A síntese desse caminho é bem representada
pelo que ocorreu na intervenção federal no Rio de Janeiro em 2018. No início,
as Forças Armadas eram aplaudidas ao caminharem nas ruas. Oitenta e três por
cento dos moradores do Rio de janeiro aprovavam a medida. Ao final do ano,
quando o processo acabou de forma melancólica, apenas 33% da população disseram
que a segurança tinha melhorado.
Agora poderá se repetir esse fenômeno, porque
a sensação de alívio só ocorreria se o crime organizado fosse reduzido
drasticamente, e aparentemente o governo fluminense e a maioria da direita não
têm a menor ideia do que fazer no dia seguinte dessas operações, ou se houvesse
uma invasão policial das comunidades todo mês. Mas se tais ações forem
recorrentes, mais gente vai morrer, inclusive moradores locais que sofrem com
os criminosos.
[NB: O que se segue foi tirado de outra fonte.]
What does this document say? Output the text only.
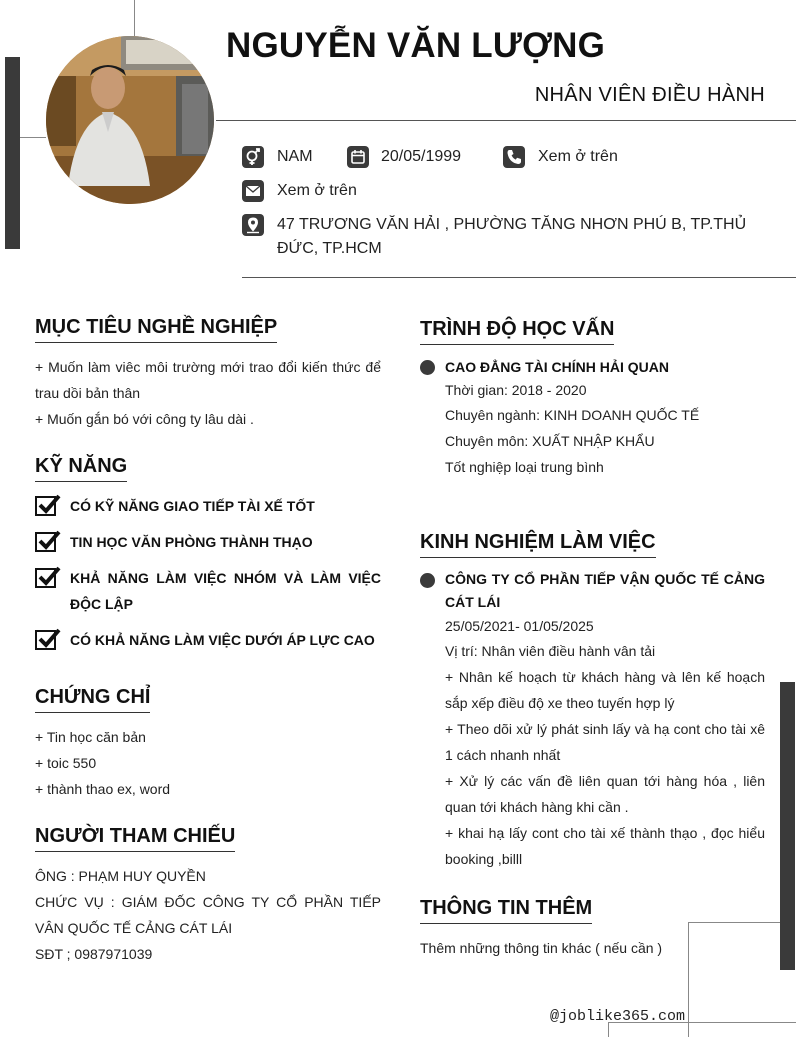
NGUYỄN VĂN LƯỢNG
NHÂN VIÊN ĐIỀU HÀNH
NAM	20/05/1999	Xem ở trên
Xem ở trên
47 TRƯƠNG VĂN HẢI , PHƯỜNG TĂNG NHƠN PHÚ B, TP.THỦ ĐỨC, TP.HCM
MỤC TIÊU NGHỀ NGHIỆP
+ Muốn làm viêc môi trường mới trao đổi kiến thức để trau dồi bản thân
+ Muốn gắn bó với công ty lâu dài .
KỸ NĂNG
CÓ KỸ NĂNG GIAO TIẾP TÀI XẾ TỐT
TIN HỌC VĂN PHÒNG THÀNH THẠO
KHẢ NĂNG LÀM VIỆC NHÓM VÀ LÀM VIỆC ĐỘC LẬP
CÓ KHẢ NĂNG LÀM VIỆC DƯỚI ÁP LỰC CAO
CHỨNG CHỈ
+ Tin học căn bản
+ toic 550
+ thành thao ex, word
NGƯỜI THAM CHIẾU
ÔNG : PHẠM HUY QUYỀN
CHỨC VỤ : GIÁM ĐỐC CÔNG TY CỔ PHẦN TIẾP VÂN QUỐC TẾ CẢNG CÁT LÁI
SĐT ; 0987971039
TRÌNH ĐỘ HỌC VẤN
CAO ĐẲNG TÀI CHÍNH HẢI QUAN
Thời gian: 2018 - 2020
Chuyên ngành: KINH DOANH QUỐC TẾ
Chuyên môn: XUẤT NHẬP KHẨU
Tốt nghiệp loại trung bình
KINH NGHIỆM LÀM VIỆC
CÔNG TY CỔ PHẦN TIẾP VẬN QUỐC TẾ CẢNG CÁT LÁI
25/05/2021- 01/05/2025
Vị trí: Nhân viên điều hành vân tải
+ Nhân kế hoạch từ khách hàng và lên kế hoạch sắp xếp điều độ xe theo tuyến hợp lý
+ Theo dõi xử lý phát sinh lấy và hạ cont cho tài xê 1 cách nhanh nhất
+ Xử lý các vấn đề liên quan tới hàng hóa , liên quan tới khách hàng khi cần .
+ khai hạ lấy cont cho tài xế thành thạo , đọc hiểu booking ,billl
THÔNG TIN THÊM
Thêm những thông tin khác ( nếu cần )
@joblike365.com
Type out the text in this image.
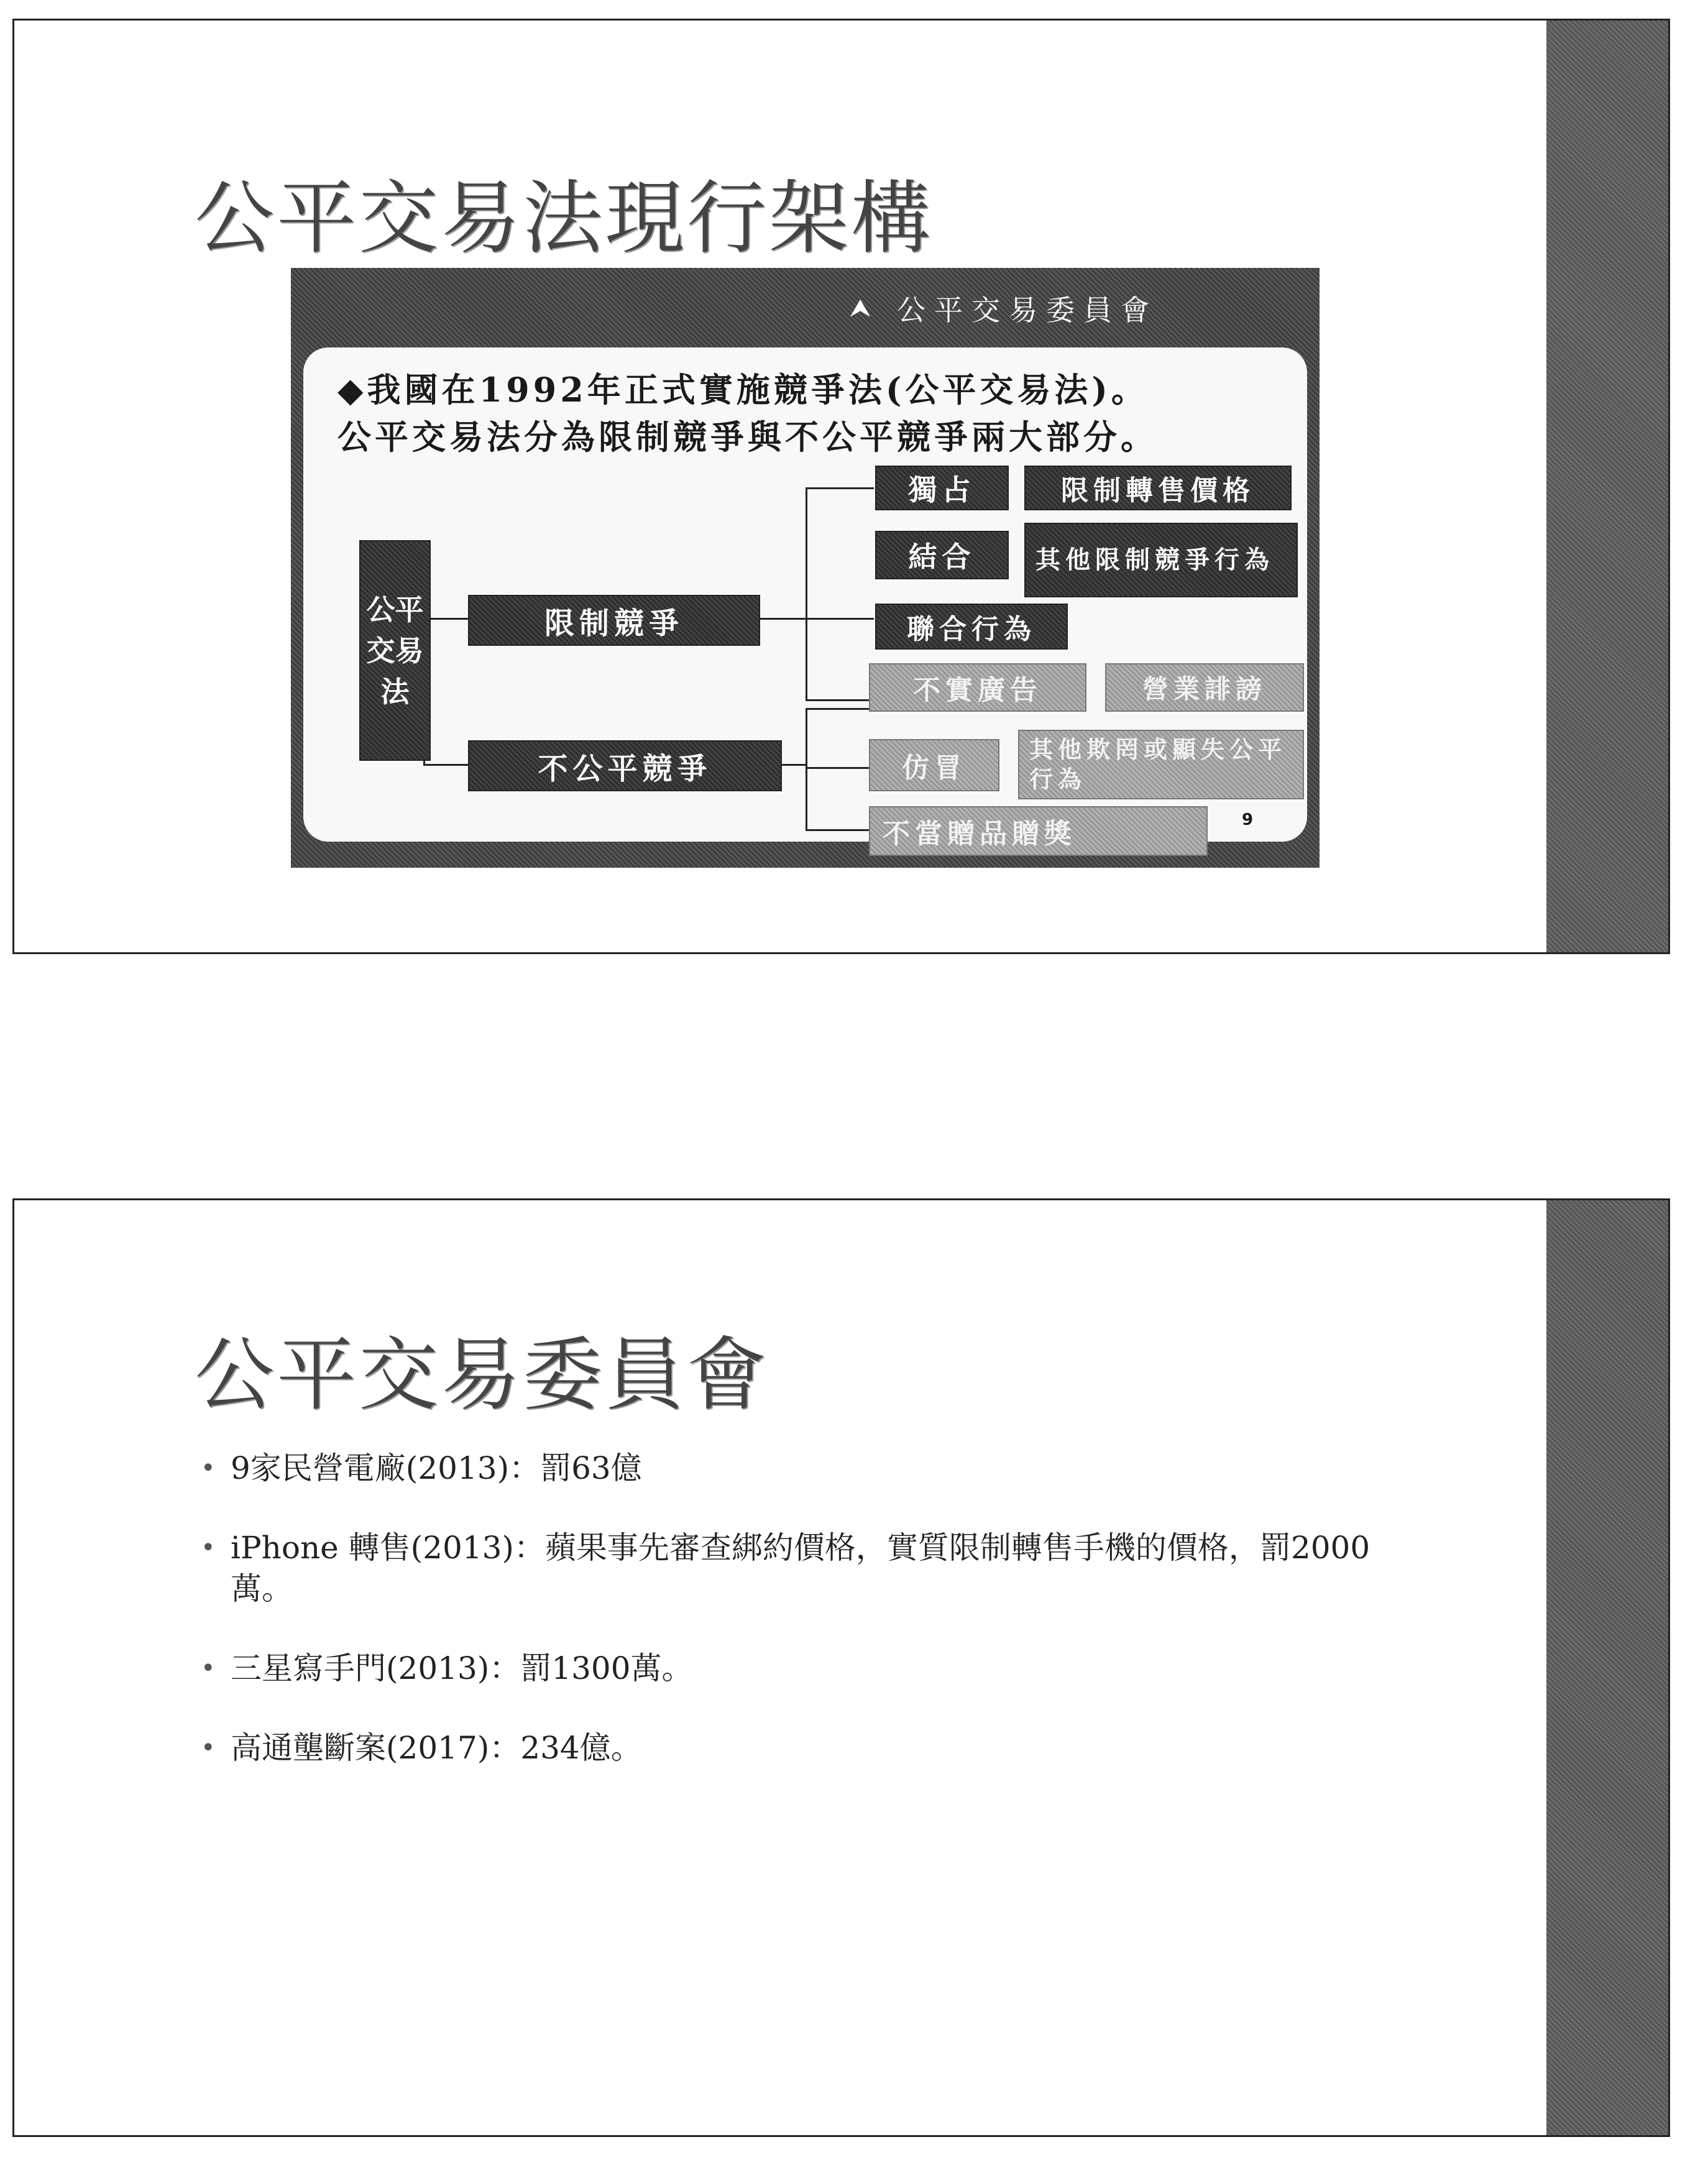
公平交易法現行架構
⮝ 公平交易委員會
◆我國在1992年正式實施競爭法(公平交易法)。公平交易法分為限制競爭與不公平競爭兩大部分。
公平交易法
限制競爭
不公平競爭
獨占	限制轉售價格
結合	其他限制競爭行為
聯合行為
不實廣告	營業誹謗
仿冒
其他欺罔或顯失公平行為
不當贈品贈獎	9
公平交易委員會
• 9家民營電廠(2013)：罰63億
• iPhone 轉售(2013)：蘋果事先審查綁約價格，實質限制轉售手機的價格，罰2000萬。
• 三星寫手門(2013)：罰1300萬。
• 高通壟斷案(2017)：234億。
Isso desmoralizaria a perspectiva salvacionista do tiro, porrada
e bomba.
Em meio à repetição dos dias da marmota, os
políticos progressistas ainda não propuseram algo sistêmico e de longo prazo
para minorar o sofrimento das comunidades vulneráveis tomadas pelo crime
organizado. Certamente são muito importantes por defenderem o estado de
direito, porque isso evita a barbárie defendida por populistas de direita, pois
quando a violência estatal fica sem controles no Brasil, são os mesmos pobres,
já explorados pelos criminosos, que mais sofrem. Porém, afora algumas ações
minoritárias e fragmentadas, o centro e a esquerda não conseguiram ter um plano
maior e implementar soluções mais profundas contra as facções.
O governo Lula III representa bem essa
insuficiência progressista no combate às facções expandidas para todo o país. A
preocupação com o tema demorou a se tornar central em sua agenda. Começou a ter
maior destaque no ano passado, com a proposta do Sistema Único de Segurança
Pública (Susp), mas parecia que nem todos os governistas, incluindo ministros
poderosos, estavam realmente convencidos da necessidade dessa medida. Mas
depois da operação no Complexo do Alemão o tema do crime organizado só pode ser
prioridade máxima ao Executivo federal.
O projeto do SUSP e a Lei Antifacção são
medidas corretas, mas o governo Lula terá que convencer boa parte dos eleitores
acerca da prioridade do assunto em sua agenda. Mais do que isso, terá de
apresentar alguma agenda de curto prazo que minore o sofrimento da população
com a criminalidade e se interligue com a agenda mais ampla e estratégica.
Paradoxalmente, a CPI do Crime Organizado, pedida por quem queria montar o
palanque eleitoral da direita que acredita no dia da marmota, pode ser um
espaço para que o Executivo federal crie consensos sobre as principais medidas
na segurança pública e, assim, ganhe créditos eleitorais por isso.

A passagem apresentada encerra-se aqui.